Respondent mother argues that it was not in her child's best interests to terminate her parental rights when a strong maternal bond existed. The trial court acknowledged that the child loved and was bonded with both of her parents yet, far more bonded to her mother. However, the bond between parent and child may be outweighed by the child's need for stability and permanency. In re LE, 278 Mich App 1, 29-30; 747 NW2d 883 (2008). The trial court noted the instability that respondent mother's drug abuse created. The court found that the child had learned "the cycle", as respondent mother termed it, of respondent mother getting better, then getting worse and that unfortunately, the child had firsthand knowledge of that particular process. The trial court also recognized the child's acknowledgement that her parents were not in a position to be able to care for her. In fact, both parents testified that they were not capable of caring for the child at the time of the termination hearing with having failed to obtain suitable housing or employment. Even considering the parent-child bond, it would be unsafe for the child to return to a condemned home. The child's current placement was stable and pre-adoptive and the minor child had improved in school performance and attendance since being removed from her parents' care.
Respondent father argues that the trial court erred in failing to articulate why it would be in the child's best interests to terminate his parental rights. We agree. The trial court's oral opinion after the termination hearing is silent of any ruling on best interests for respondent father. After speaking about respondent mother's drug abuse and how her case was not like In re Mason, supra, the trial court concluded,
As a result, the Court finds as well that the best interest of the minor child does and is met by the termination of parental rights.
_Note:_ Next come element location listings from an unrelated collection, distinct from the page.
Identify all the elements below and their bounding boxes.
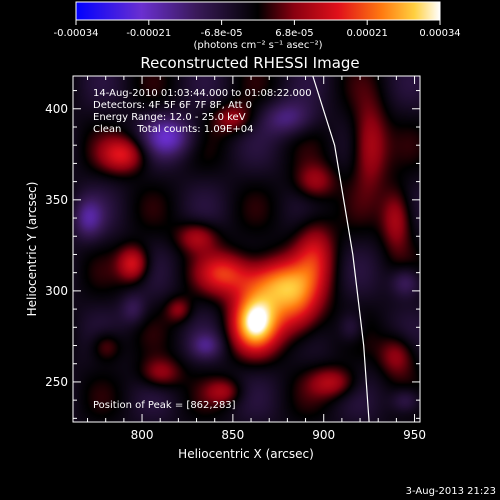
x-tick-label: 850 xyxy=(221,428,244,442)
solar-limb-line xyxy=(312,76,370,422)
colorbar-tick-label: 0.00034 xyxy=(419,28,460,39)
y-tick-label: 400 xyxy=(45,102,68,116)
chart-title: Reconstructed RHESSI Image xyxy=(140,54,359,72)
colorbar-tick-label: -6.8e-05 xyxy=(201,28,243,39)
annotation-detectors: Detectors: 4F 5F 6F 7F 8F, Att 0 xyxy=(93,100,252,111)
axis-ticks: 800 850 900 950 250 300 350 400 xyxy=(45,76,426,442)
heatmap-image xyxy=(73,76,420,422)
x-tick-label: 950 xyxy=(403,428,426,442)
colorbar-tick-label: -0.00034 xyxy=(54,28,99,39)
x-tick-label: 800 xyxy=(131,428,154,442)
colorbar-ticks: -0.00034 -0.00021 -6.8e-05 6.8e-05 0.00021 0.… xyxy=(54,20,461,39)
y-tick-label: 300 xyxy=(45,284,68,298)
colorbar-tick-label: -0.00021 xyxy=(126,28,171,39)
annotation-energy: Energy Range: 12.0 - 25.0 keV xyxy=(93,112,246,123)
colorbar-tick-label: 0.00021 xyxy=(347,28,388,39)
timestamp: 3-Aug-2013 21:23 xyxy=(406,486,496,497)
peak-position-label: Position of Peak = [862,283] xyxy=(93,400,236,411)
annotation-block: 14-Aug-2010 01:03:44.000 to 01:08:22.000… xyxy=(93,88,312,135)
annotation-method: Clean Total counts: 1.09E+04 xyxy=(93,124,253,135)
colorbar: -0.00034 -0.00021 -6.8e-05 6.8e-05 0.00021 0.… xyxy=(54,1,461,51)
plot-area: 800 850 900 950 250 300 350 400 14-Aug-2010 01:… xyxy=(45,75,426,442)
colorbar-tick-label: 6.8e-05 xyxy=(275,28,313,39)
y-tick-label: 350 xyxy=(45,193,68,207)
y-tick-label: 250 xyxy=(45,375,68,389)
annotation-time: 14-Aug-2010 01:03:44.000 to 01:08:22.000 xyxy=(93,88,312,99)
x-tick-label: 900 xyxy=(312,428,335,442)
y-axis-label: Heliocentric Y (arcsec) xyxy=(25,182,39,317)
colorbar-unit-label: (photons cm⁻² s⁻¹ asec⁻²) xyxy=(193,40,322,51)
plot-frame xyxy=(72,75,421,423)
colorbar-gradient xyxy=(75,1,441,21)
x-axis-label: Heliocentric X (arcsec) xyxy=(178,447,314,461)
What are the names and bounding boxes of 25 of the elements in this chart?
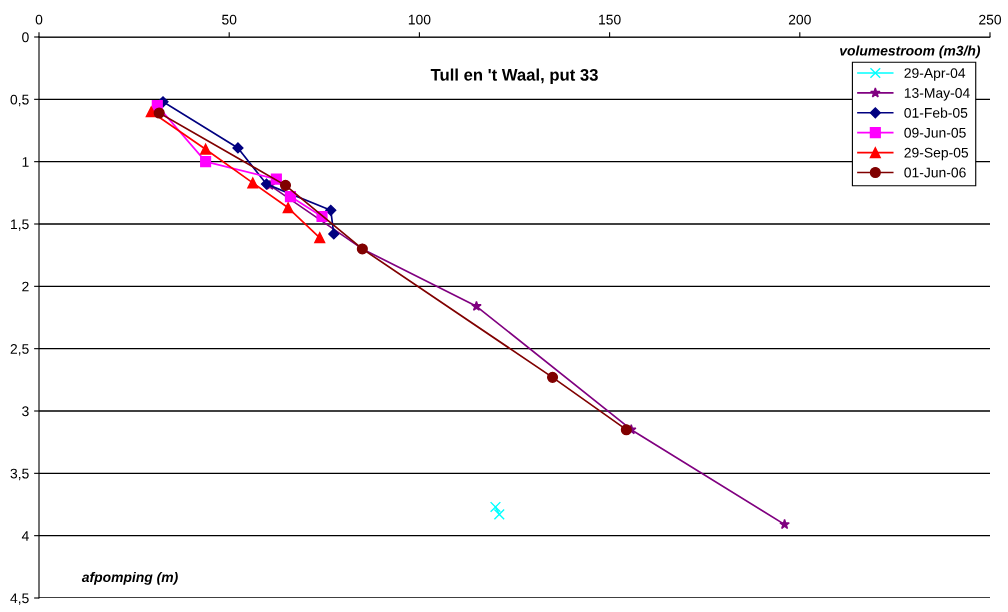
legend-label: 29-Apr-04 bbox=[904, 68, 966, 81]
x-tick-label: 100 bbox=[408, 14, 431, 25]
y-tick-label: 3 bbox=[22, 406, 29, 417]
legend-label: 09-Jun-05 bbox=[904, 127, 966, 138]
x-tick-label: 0 bbox=[35, 14, 43, 25]
x-tick-label: 50 bbox=[222, 14, 237, 25]
legend-label: 01-Jun-06 bbox=[904, 167, 966, 178]
x-axis-title: volumestroom (m3/h) bbox=[840, 45, 981, 59]
x-tick-label: 150 bbox=[599, 14, 621, 25]
y-tick-label: 1 bbox=[22, 157, 29, 167]
x-tick-label: 200 bbox=[788, 14, 811, 25]
legend-label: 29-Sep-05 bbox=[904, 147, 969, 161]
legend-label: 01-Feb-05 bbox=[904, 107, 968, 118]
x-tick-label: 250 bbox=[979, 14, 1002, 25]
y-tick-label: 0 bbox=[22, 32, 29, 43]
legend-label: 13-May-04 bbox=[904, 88, 970, 101]
y-tick-label: 2,5 bbox=[10, 344, 29, 356]
y-tick-label: 2 bbox=[22, 281, 29, 292]
text: Tull en 't Waal, put 33 bbox=[430, 68, 598, 85]
y-tick-label: 4,5 bbox=[10, 593, 29, 605]
y-axis-title: afpomping (m) bbox=[81, 571, 178, 585]
y-tick-label: 0,5 bbox=[10, 94, 29, 107]
y-tick-label: 4 bbox=[21, 531, 29, 541]
y-tick-label: 1,5 bbox=[11, 219, 29, 231]
y-tick-label: 3,5 bbox=[10, 468, 29, 481]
The Court will in fact sign an order for the termination of parental rights in this particular case. I have before me that order; I am signing that.Termination of parental rights may not be ordered unless the trial court has found both a statutory ground to terminate and that termination is in the child's best interests. MCL 712A.19b(5); MCR 3.977(F)(1). The trial court is required to either "state on the record or in writing its findings of fact". MCR 3.977(I). The court's statements above are insufficient to establish that termination of respondent father's parental rights were in the best interests of his child. We affirm the court's finding of a statutory basis, but accordingly remand for the trial court to articulate its best interests finding.
Docket no. 320185 is affirmed in part and remanded in part for proceedings consistent with this opinion. Docket no. 320273 is affirmed. We do not retain jurisdiction.